March 06, 2017
When Lewis Black is in mid-salvo, the veteran comic looks anything but happy. His lips are flopping and tongue flying as he skewers his subject in his familiar demonstrative manner.
There are many subjects which upset Black. However, the entertainer is surprisingly relaxed, almost serene offstage, since he figured out the secret of life.
“Do what you enjoy, not what you believe will make you wealthy,” Black said while calling from his Manhattan apartment.
That’s the opposite of how most parents think, according to a Washington Post front page feature, which hit print last year. The piece claims that 60 percent of American parents discourage their children from pursuing a liberal arts degree.
“I don’t understand that way of thinking,” Black said.
“You only live once. I’m doing better now than I could have ever imagined. But I’m no happier now than when I was a struggling playwright during the ‘80s. I had no money then, but the common denominator is that I was doing what I loved back then and the same can be said for now. It’s crazy how successful I’ve become. But what I do hasn’t changed all that much since I started out.”
Black performs March 10 and 11 at the Borgata in Atlantic City.
“I know I’m funnier when I’m angry,” Black said.
“When I lose it, watch out. The weird thing is that I didn’t know I was funnier when I was mad until I was well into my adulthood. It’s an odd thing, but I’ve embraced it. I never would have guessed being angry would be good for my career. After shows, people will come up and ask me to take photos with them. They’ll ask me to flip the bird at the camera. It’s so strange, but I’m giving the people what they want. I can’t believe the career that I have.”
Black acknowledges that it would be more difficult to jumpstart his career if he was a fledgling humorist today.
“It’s so much more expensive in New York City now,” Black said.
“The cost of living in New York is insane. I don’t know how young people do it today. How do you go to New York after college? How can someone just starting out afford it? Even crappy neighborhoods in Brooklyn are super expensive. It’s horrible and that’s going to impact the arts.”
But even with economic adversity, Black urges those hoping to enter his ranks to go for it.
“This is not about your parents,” Black said.

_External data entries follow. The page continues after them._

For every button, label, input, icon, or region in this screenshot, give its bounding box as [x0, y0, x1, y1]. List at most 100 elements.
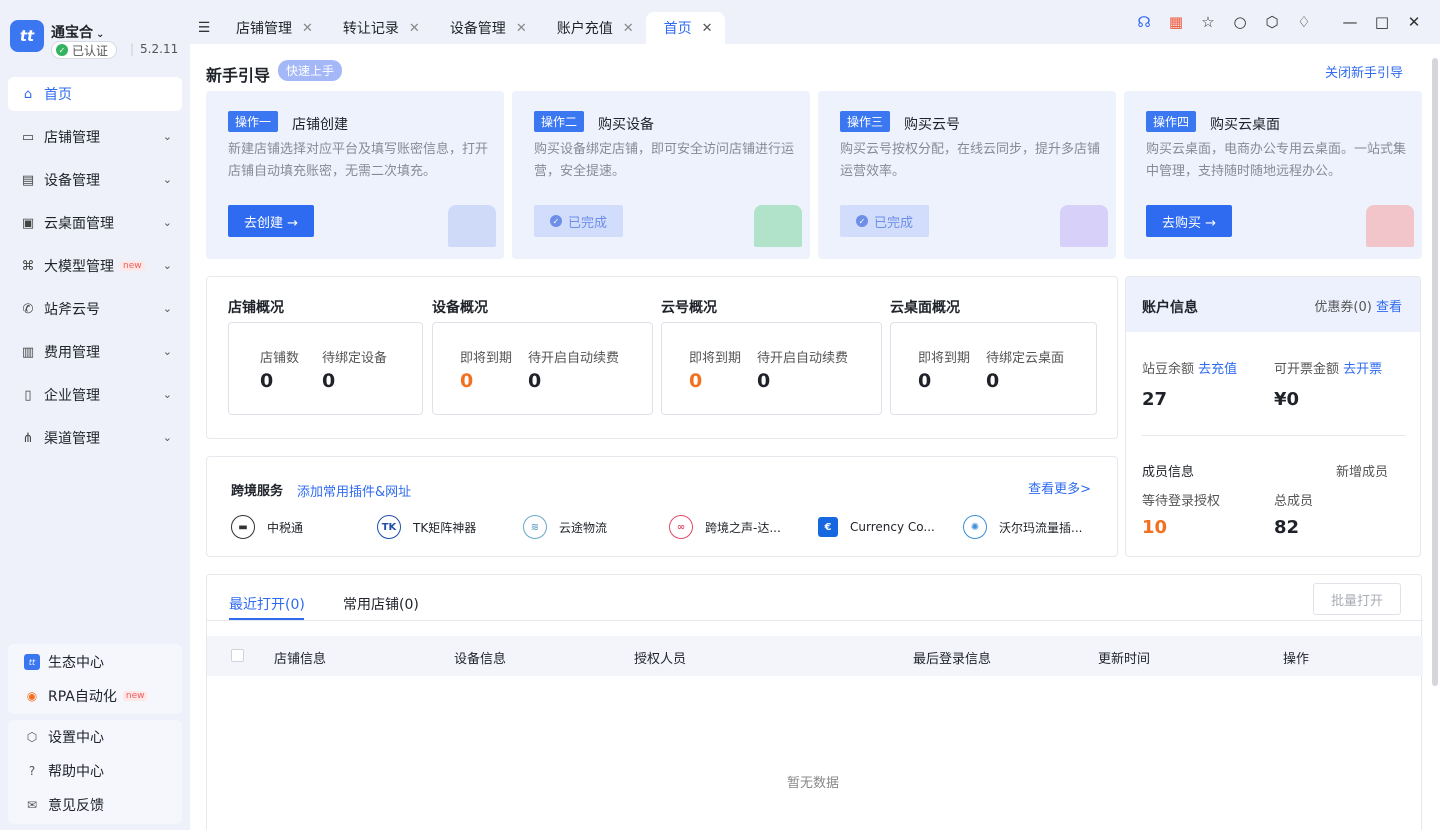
select-all-checkbox[interactable] — [231, 649, 244, 662]
sidebar-item-8[interactable]: ⋔ 渠道管理 ⌄ — [8, 421, 182, 455]
sidebar-item-3[interactable]: ▣ 云桌面管理 ⌄ — [8, 206, 182, 240]
help-item-0[interactable]: ⬡ 设置中心 — [8, 720, 182, 754]
guide-card-4: 操作四 购买云桌面 购买云桌面，电商办公专用云桌面。一站式集中管理，支持随时随地远程… — [1124, 91, 1422, 259]
stat-value: 0 — [528, 370, 542, 392]
eco-item-1[interactable]: ◉ RPA自动化 new — [8, 679, 182, 713]
stat-label: 即将到期 — [460, 351, 513, 366]
service-item-1[interactable]: TK TK矩阵神器 — [377, 515, 476, 539]
coupon-label: 优惠券(0) — [1314, 300, 1372, 315]
sidebar-item-label: 企业管理 — [44, 388, 100, 404]
illustration-icon — [1366, 205, 1414, 247]
settings-icon[interactable]: ⬡ — [1256, 10, 1288, 34]
help-item-2[interactable]: ✉ 意见反馈 — [8, 788, 182, 822]
sidebar-item-1[interactable]: ▭ 店铺管理 ⌄ — [8, 120, 182, 154]
cloud-overview-box: 即将到期 0 待开启自动续费 0 — [661, 322, 882, 415]
store-overview-box: 店铺数 0 待绑定设备 0 — [228, 322, 423, 415]
guide-card-2: 操作二 购买设备 购买设备绑定店铺，即可安全访问店铺进行运营，安全提速。 ✓ 已完成 — [512, 91, 810, 259]
sidebar-item-label: 渠道管理 — [44, 431, 100, 447]
chevron-down-icon: ⌄ — [162, 259, 172, 272]
tab-4[interactable]: 首页 ✕ — [645, 12, 725, 44]
app-logo: tt — [10, 20, 44, 52]
bell-icon[interactable]: ♢ — [1288, 10, 1320, 34]
chevron-down-icon: ⌄ — [162, 388, 172, 401]
tab-0[interactable]: 店铺管理 ✕ — [218, 12, 325, 44]
action-button[interactable]: 去购买 → — [1146, 205, 1233, 237]
minimize-icon[interactable]: — — [1334, 10, 1366, 34]
close-tab-icon[interactable]: ✕ — [516, 21, 527, 36]
tab-label: 转让记录 — [342, 21, 399, 37]
action-button[interactable]: 去创建 → — [228, 205, 315, 237]
device-icon: ▤ — [21, 172, 35, 188]
service-item-0[interactable]: ▬ 中税通 — [231, 515, 303, 539]
sidebar-item-5[interactable]: ✆ 站斧云号 ⌄ — [8, 292, 182, 326]
close-tab-icon[interactable]: ✕ — [623, 21, 634, 36]
column-header: 最后登录信息 — [913, 652, 992, 667]
batch-open-button[interactable]: 批量打开 — [1313, 583, 1401, 615]
step-badge: 操作四 — [1146, 111, 1197, 132]
zhongshuitong-icon: ▬ — [231, 515, 255, 539]
sidebar-item-6[interactable]: ▥ 费用管理 ⌄ — [8, 335, 182, 369]
service-item-5[interactable]: ✺ 沃尔玛流量插... — [963, 515, 1082, 539]
close-tab-icon[interactable]: ✕ — [409, 21, 420, 36]
tab-1[interactable]: 转让记录 ✕ — [325, 12, 432, 44]
headset-icon[interactable]: ☊ — [1128, 10, 1160, 34]
tab-recent[interactable]: 最近打开(0) — [229, 594, 305, 614]
tab-3[interactable]: 账户充值 ✕ — [539, 12, 646, 44]
account-panel: 账户信息 优惠券(0) 查看 站豆余额 去充值 27 可开票金额 去开票 ¥0 … — [1125, 276, 1421, 557]
illustration-icon — [754, 205, 802, 247]
eco-item-icon: ◉ — [26, 689, 38, 703]
close-tab-icon[interactable]: ✕ — [702, 21, 713, 36]
add-plugin-link[interactable]: 添加常用插件&网址 — [297, 481, 411, 500]
sidebar-item-7[interactable]: ▯ 企业管理 ⌄ — [8, 378, 182, 412]
close-tab-icon[interactable]: ✕ — [302, 21, 313, 36]
invoice-label: 可开票金额 — [1274, 362, 1340, 377]
sidebar-item-2[interactable]: ▤ 设备管理 ⌄ — [8, 163, 182, 197]
desktop-overview-title: 云桌面概况 — [890, 300, 960, 316]
pending-value: 10 — [1142, 517, 1168, 538]
close-icon[interactable]: ✕ — [1398, 10, 1430, 34]
eco-item-0[interactable]: tt 生态中心 — [8, 645, 182, 679]
star-icon[interactable]: ☆ — [1192, 10, 1224, 34]
account-switcher[interactable]: 通宝合 ⌄ — [51, 22, 104, 42]
recharge-link[interactable]: 去充值 — [1198, 362, 1237, 377]
sidebar-item-label: 店铺管理 — [44, 130, 100, 146]
add-member-link[interactable]: 新增成员 — [1336, 461, 1388, 480]
close-guide-link[interactable]: 关闭新手引导 — [1325, 62, 1403, 81]
store-icon: ▭ — [21, 129, 35, 145]
service-item-3[interactable]: ∞ 跨境之声-达... — [669, 515, 781, 539]
gift-icon[interactable]: ▦ — [1160, 10, 1192, 34]
help-item-icon: ✉ — [26, 798, 38, 812]
tab-favorites[interactable]: 常用店铺(0) — [343, 594, 419, 614]
scrollbar[interactable] — [1432, 58, 1438, 686]
collapse-sidebar-icon[interactable]: ☰ — [190, 12, 218, 44]
verified-label: 已认证 — [72, 43, 109, 58]
sidebar-nav: ⌂ 首页 ▭ 店铺管理 ⌄ ▤ 设备管理 ⌄ ▣ 云桌面管理 ⌄ ⌘ 大模型管理 new ⌄ ✆ 站斧云号 ⌄ ▥ 费… — [8, 77, 182, 464]
table-header: 店铺信息 设备信息 授权人员 最后登录信息 更新时间 操作 — [207, 636, 1423, 676]
help-item-1[interactable]: ? 帮助中心 — [8, 754, 182, 788]
maximize-icon[interactable]: □ — [1366, 10, 1398, 34]
completed-button[interactable]: ✓ 已完成 — [840, 205, 930, 237]
sidebar-item-label: 大模型管理 — [44, 259, 114, 275]
invoice-link[interactable]: 去开票 — [1343, 362, 1382, 377]
column-header: 更新时间 — [1098, 652, 1151, 667]
completed-button[interactable]: ✓ 已完成 — [534, 205, 624, 237]
service-name: Currency Co... — [850, 520, 935, 534]
stat-value: 0 — [986, 370, 1000, 392]
help-item-label: 意见反馈 — [48, 798, 104, 814]
help-item-icon: ⬡ — [26, 730, 38, 744]
service-item-4[interactable]: € Currency Co... — [818, 515, 935, 539]
sidebar-item-4[interactable]: ⌘ 大模型管理 new ⌄ — [8, 249, 182, 283]
service-item-2[interactable]: ≋ 云途物流 — [523, 515, 607, 539]
tab-2[interactable]: 设备管理 ✕ — [432, 12, 539, 44]
service-name: 沃尔玛流量插... — [999, 520, 1083, 535]
services-panel: 跨境服务 添加常用插件&网址 查看更多> ▬ 中税通 TK TK矩阵神器 ≋ 云途物流 ∞ 跨… — [206, 456, 1118, 557]
view-more-link[interactable]: 查看更多> — [1028, 478, 1091, 497]
divider — [1142, 435, 1406, 436]
view-coupon-link[interactable]: 查看 — [1376, 300, 1402, 315]
step-title: 购买设备 — [598, 117, 654, 133]
model-icon: ⌘ — [21, 258, 35, 274]
sidebar-item-0[interactable]: ⌂ 首页 — [8, 77, 182, 111]
column-header: 操作 — [1283, 652, 1310, 667]
search-icon[interactable]: ○ — [1224, 10, 1256, 34]
yuntu-icon: ≋ — [523, 515, 547, 539]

“It’s about you. Do what you love to do. Money isn’t everything. How can you do something five days a week, all day long that you hate doing? Don’t let your parents impact what you decide on for a career. Do what you love and the hell with them. Money is not the answer to everything. I loved Robin Williams. When he died, some people wondered how he could kill himself since he was so rich. Well, there’s more to life than money. Trust me, I know what it was like to be happy and not have much. Those were good days.”